Without alignment with national health planning and domestic prioritization, these new donors could reproduce the same vulnerabilities that exist today. The donors may change, but the concern about externally driven priorities remains legitimate.
Philanthropy is sometimes presented as a softer alternative. The Gates Foundation has pledged $1.6 billion to Gavi for the 2026–30 period and continues to be one of the largest donors to the Global Fund. It has also announced new investment in women’s health research. Wellcome and the Novo Nordisk Foundation are also investing in epidemic preparedness and health research.

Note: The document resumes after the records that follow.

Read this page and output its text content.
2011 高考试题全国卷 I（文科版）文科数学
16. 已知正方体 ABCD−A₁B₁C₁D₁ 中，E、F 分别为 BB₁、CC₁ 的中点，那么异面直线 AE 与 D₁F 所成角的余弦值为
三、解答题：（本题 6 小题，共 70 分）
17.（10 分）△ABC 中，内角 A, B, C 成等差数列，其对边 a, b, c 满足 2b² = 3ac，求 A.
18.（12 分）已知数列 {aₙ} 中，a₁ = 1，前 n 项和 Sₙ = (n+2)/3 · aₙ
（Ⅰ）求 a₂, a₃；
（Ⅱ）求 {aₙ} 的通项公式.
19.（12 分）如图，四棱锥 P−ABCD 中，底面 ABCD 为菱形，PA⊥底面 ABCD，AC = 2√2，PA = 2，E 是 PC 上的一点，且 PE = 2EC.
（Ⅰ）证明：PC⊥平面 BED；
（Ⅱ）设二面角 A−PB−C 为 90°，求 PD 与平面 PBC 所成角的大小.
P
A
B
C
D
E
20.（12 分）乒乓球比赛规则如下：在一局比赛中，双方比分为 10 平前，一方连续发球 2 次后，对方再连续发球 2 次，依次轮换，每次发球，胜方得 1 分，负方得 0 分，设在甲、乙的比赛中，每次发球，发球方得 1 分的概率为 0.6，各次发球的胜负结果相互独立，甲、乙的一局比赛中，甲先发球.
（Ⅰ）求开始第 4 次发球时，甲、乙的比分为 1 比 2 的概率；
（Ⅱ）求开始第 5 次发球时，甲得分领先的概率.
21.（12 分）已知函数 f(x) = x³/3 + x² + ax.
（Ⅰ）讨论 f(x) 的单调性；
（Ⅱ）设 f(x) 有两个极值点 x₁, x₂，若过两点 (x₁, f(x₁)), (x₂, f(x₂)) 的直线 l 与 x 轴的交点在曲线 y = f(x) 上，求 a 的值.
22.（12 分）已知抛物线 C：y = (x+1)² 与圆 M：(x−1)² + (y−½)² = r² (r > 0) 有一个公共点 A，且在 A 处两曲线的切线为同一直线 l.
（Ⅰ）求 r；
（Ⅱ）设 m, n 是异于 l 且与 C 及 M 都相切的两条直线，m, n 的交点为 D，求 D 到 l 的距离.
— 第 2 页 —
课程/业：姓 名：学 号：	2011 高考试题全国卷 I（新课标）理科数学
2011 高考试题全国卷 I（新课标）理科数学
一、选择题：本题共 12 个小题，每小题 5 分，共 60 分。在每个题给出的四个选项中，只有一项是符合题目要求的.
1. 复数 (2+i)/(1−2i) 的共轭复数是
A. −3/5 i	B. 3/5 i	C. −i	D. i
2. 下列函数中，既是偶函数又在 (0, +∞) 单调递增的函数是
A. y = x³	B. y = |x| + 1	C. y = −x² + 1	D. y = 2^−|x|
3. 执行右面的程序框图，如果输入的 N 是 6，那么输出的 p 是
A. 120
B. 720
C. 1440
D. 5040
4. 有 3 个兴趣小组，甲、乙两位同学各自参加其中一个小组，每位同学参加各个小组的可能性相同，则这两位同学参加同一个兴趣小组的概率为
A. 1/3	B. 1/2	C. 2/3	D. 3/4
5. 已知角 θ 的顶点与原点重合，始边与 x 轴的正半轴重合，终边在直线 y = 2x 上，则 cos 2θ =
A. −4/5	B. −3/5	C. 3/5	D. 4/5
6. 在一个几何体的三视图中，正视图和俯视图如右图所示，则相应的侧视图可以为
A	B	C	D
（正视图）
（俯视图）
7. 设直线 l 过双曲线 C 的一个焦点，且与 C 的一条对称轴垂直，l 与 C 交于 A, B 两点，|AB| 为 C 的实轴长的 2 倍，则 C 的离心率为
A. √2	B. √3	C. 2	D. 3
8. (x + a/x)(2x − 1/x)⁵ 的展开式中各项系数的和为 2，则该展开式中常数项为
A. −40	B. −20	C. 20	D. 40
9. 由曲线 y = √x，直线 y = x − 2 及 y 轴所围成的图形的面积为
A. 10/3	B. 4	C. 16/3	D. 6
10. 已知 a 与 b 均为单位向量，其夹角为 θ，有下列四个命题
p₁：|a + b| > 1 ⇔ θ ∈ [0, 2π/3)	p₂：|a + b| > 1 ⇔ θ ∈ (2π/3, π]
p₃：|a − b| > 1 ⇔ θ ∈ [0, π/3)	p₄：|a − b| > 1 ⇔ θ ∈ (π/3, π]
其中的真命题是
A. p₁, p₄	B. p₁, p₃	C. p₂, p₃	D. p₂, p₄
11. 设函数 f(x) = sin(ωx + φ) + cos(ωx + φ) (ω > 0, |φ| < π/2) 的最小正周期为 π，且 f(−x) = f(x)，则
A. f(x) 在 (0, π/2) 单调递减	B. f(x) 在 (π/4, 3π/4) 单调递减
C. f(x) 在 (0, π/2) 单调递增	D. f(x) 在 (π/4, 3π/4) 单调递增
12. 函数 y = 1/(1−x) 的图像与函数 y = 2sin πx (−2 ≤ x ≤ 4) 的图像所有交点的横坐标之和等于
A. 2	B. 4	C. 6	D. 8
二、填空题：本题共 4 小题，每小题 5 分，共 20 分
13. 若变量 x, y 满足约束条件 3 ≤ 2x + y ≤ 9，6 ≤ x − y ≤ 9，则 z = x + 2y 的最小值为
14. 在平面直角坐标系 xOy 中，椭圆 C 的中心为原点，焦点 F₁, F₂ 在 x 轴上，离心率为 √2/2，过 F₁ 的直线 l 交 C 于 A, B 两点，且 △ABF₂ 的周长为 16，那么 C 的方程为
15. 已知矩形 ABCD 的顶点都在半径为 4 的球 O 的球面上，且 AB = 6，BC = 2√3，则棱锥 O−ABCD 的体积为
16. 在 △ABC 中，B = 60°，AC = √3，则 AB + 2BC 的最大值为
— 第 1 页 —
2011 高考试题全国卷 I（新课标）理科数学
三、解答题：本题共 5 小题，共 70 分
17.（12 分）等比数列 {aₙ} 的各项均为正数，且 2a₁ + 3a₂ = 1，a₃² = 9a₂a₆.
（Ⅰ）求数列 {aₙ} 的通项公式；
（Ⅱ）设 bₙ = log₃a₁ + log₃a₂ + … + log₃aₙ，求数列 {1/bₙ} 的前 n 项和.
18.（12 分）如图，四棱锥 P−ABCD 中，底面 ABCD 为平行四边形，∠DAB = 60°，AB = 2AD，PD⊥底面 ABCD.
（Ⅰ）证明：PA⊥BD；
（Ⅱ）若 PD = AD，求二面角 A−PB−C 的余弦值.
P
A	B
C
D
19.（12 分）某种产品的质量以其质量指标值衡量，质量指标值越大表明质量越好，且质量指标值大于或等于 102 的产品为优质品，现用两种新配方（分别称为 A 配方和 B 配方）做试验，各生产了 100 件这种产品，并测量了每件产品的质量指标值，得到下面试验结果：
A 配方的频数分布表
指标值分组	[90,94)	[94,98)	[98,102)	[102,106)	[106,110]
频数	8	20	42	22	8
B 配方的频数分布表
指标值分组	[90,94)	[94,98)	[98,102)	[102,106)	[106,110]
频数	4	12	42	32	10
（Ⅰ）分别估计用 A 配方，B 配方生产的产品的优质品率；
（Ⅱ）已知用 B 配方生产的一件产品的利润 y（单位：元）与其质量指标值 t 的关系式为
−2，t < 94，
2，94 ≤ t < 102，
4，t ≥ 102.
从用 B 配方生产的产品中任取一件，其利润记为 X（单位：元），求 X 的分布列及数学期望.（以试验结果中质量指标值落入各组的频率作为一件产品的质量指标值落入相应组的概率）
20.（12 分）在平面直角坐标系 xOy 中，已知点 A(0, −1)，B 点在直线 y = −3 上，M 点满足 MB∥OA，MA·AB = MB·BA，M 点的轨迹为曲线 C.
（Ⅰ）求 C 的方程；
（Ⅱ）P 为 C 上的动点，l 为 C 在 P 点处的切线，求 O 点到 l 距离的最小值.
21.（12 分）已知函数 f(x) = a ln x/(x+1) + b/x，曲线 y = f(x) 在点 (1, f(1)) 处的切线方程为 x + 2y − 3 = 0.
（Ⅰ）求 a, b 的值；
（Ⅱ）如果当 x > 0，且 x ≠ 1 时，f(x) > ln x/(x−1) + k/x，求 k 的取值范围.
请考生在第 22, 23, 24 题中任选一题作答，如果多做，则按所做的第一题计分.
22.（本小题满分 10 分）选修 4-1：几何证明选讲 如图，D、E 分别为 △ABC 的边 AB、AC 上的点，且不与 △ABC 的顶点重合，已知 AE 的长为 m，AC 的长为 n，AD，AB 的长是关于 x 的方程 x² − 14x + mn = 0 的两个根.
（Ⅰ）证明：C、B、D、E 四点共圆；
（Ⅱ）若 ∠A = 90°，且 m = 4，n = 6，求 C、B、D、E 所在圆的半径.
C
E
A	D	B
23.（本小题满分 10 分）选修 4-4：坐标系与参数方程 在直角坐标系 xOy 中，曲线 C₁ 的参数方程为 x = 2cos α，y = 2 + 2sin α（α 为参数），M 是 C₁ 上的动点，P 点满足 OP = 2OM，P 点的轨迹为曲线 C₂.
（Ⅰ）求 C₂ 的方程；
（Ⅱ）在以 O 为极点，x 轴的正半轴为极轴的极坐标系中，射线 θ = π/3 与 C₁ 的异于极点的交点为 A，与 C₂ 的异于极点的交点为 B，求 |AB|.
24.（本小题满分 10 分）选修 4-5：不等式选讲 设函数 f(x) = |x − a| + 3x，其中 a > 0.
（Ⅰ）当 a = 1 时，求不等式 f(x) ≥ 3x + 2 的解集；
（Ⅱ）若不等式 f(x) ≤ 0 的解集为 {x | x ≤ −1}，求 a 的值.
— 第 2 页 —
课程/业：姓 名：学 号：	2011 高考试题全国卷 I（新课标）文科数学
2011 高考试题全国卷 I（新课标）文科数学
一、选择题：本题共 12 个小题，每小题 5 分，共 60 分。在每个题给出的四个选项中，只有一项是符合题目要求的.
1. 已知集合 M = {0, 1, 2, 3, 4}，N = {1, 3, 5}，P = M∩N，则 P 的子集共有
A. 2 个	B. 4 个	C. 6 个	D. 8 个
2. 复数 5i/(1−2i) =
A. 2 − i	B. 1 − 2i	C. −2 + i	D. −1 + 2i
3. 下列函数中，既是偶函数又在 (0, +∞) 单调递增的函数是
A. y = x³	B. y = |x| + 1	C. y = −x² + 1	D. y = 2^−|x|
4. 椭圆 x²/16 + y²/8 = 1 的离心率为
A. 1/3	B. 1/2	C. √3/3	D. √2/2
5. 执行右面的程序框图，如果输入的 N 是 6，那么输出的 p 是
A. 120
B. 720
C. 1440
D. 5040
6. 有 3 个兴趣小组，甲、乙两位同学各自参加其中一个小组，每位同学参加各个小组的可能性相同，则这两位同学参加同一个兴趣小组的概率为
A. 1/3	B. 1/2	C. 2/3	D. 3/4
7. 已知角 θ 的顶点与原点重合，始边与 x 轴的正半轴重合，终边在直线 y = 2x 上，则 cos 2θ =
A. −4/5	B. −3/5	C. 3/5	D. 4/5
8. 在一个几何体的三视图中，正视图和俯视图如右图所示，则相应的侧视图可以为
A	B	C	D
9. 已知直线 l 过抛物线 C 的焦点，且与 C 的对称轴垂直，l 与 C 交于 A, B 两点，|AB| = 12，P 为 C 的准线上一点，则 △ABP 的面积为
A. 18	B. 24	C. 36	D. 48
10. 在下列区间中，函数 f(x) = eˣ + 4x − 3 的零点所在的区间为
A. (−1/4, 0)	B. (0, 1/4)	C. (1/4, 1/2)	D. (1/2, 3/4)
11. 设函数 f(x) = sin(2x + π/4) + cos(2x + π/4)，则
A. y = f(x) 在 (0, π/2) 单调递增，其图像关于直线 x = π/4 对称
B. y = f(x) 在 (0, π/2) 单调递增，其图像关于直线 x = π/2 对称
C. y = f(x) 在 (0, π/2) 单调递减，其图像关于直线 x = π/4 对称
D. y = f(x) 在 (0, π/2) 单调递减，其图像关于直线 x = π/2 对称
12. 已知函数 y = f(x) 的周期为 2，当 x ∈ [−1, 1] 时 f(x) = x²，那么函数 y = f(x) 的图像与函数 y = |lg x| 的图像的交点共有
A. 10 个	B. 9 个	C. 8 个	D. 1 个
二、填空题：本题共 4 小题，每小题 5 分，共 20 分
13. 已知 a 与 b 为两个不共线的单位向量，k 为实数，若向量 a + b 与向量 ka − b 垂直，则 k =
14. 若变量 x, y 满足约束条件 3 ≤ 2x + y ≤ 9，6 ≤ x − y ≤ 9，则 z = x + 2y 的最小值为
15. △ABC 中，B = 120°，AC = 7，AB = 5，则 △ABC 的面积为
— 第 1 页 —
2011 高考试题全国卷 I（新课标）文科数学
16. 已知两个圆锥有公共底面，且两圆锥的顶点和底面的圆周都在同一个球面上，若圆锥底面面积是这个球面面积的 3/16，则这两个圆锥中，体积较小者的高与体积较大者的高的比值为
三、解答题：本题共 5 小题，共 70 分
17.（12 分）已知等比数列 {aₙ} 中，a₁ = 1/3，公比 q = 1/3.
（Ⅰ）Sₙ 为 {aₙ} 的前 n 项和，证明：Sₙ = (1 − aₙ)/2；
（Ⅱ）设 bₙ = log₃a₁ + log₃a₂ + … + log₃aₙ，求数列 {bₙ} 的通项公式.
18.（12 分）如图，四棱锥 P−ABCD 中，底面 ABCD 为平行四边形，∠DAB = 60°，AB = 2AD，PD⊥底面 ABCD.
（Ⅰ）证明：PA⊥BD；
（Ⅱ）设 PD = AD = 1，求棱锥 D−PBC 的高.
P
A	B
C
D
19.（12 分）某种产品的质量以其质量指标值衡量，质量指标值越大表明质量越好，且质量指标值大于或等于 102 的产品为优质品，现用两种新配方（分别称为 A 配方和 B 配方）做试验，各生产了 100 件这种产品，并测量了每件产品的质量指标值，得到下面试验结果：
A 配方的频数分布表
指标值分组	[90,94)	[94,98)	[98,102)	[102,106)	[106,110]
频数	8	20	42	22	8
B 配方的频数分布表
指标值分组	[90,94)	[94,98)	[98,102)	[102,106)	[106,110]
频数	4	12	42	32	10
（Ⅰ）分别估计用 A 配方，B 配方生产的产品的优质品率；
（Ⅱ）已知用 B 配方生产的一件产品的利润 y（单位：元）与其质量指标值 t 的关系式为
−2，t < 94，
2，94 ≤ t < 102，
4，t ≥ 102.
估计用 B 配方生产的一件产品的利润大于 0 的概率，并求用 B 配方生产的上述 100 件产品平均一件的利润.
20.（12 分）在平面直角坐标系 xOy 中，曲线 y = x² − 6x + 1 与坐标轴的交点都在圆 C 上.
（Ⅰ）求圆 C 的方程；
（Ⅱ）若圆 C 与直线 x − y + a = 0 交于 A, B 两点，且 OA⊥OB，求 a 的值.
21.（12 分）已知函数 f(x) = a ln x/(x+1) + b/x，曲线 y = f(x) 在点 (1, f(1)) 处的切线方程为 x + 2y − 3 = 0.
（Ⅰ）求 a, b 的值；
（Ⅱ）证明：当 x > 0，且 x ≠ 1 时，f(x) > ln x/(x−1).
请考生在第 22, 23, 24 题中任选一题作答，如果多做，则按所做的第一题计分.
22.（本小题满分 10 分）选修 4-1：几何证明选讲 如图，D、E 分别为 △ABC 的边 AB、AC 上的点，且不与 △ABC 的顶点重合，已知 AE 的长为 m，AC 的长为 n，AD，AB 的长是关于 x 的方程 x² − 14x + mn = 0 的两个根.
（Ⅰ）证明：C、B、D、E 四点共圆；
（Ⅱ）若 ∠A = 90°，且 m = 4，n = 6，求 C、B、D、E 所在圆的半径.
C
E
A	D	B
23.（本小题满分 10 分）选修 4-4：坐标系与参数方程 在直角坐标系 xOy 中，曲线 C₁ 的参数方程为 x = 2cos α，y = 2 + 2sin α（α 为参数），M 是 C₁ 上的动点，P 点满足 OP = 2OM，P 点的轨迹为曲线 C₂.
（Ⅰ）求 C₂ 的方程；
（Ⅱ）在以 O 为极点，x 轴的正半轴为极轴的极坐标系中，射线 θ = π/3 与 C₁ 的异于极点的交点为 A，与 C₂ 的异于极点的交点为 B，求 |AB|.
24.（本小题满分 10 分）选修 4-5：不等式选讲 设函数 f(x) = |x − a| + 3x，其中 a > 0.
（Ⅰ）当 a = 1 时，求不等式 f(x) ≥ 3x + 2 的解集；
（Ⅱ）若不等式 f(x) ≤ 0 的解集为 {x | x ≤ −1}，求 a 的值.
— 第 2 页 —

Philanthropy can stabilize essential programmes at a moment of fiscal stress, but it is not accountable to African citizens. Too often, philanthropic funding bypasses national systems and therefore reinforces external influence rather than countering it.
Philanthropies also risk recreating or maintaining ODA, driven by parallel systems that are widely acknowledged to be inefficient.
Under-representation
A deeper problem is that African states remain structurally under-represented in the governance of global health institutions. The Lusaka Agenda, launched in 2023, called for donor funds to be channelled through national systems and aligned with government priorities.
WHO, Gavi and the Global Fund have all promised reforms in this direction. In practice these have been changes in tone, not in power. The boards remain dominated by donors. Agenda-setting is not in African hands. Until that shifts, even the best designed national reforms will be constrained by global institutions that continue to prioritize donor preferences.
This moment of disruption offers an opportunity to change course. African countries know the steps that are needed. Legislation to create minimum health spending can lock in health as a budgetary priority. Increases in taxation remain unpopular, but health taxes such as those on sugary drinks could be more acceptable and broaden the fiscal space for health provision.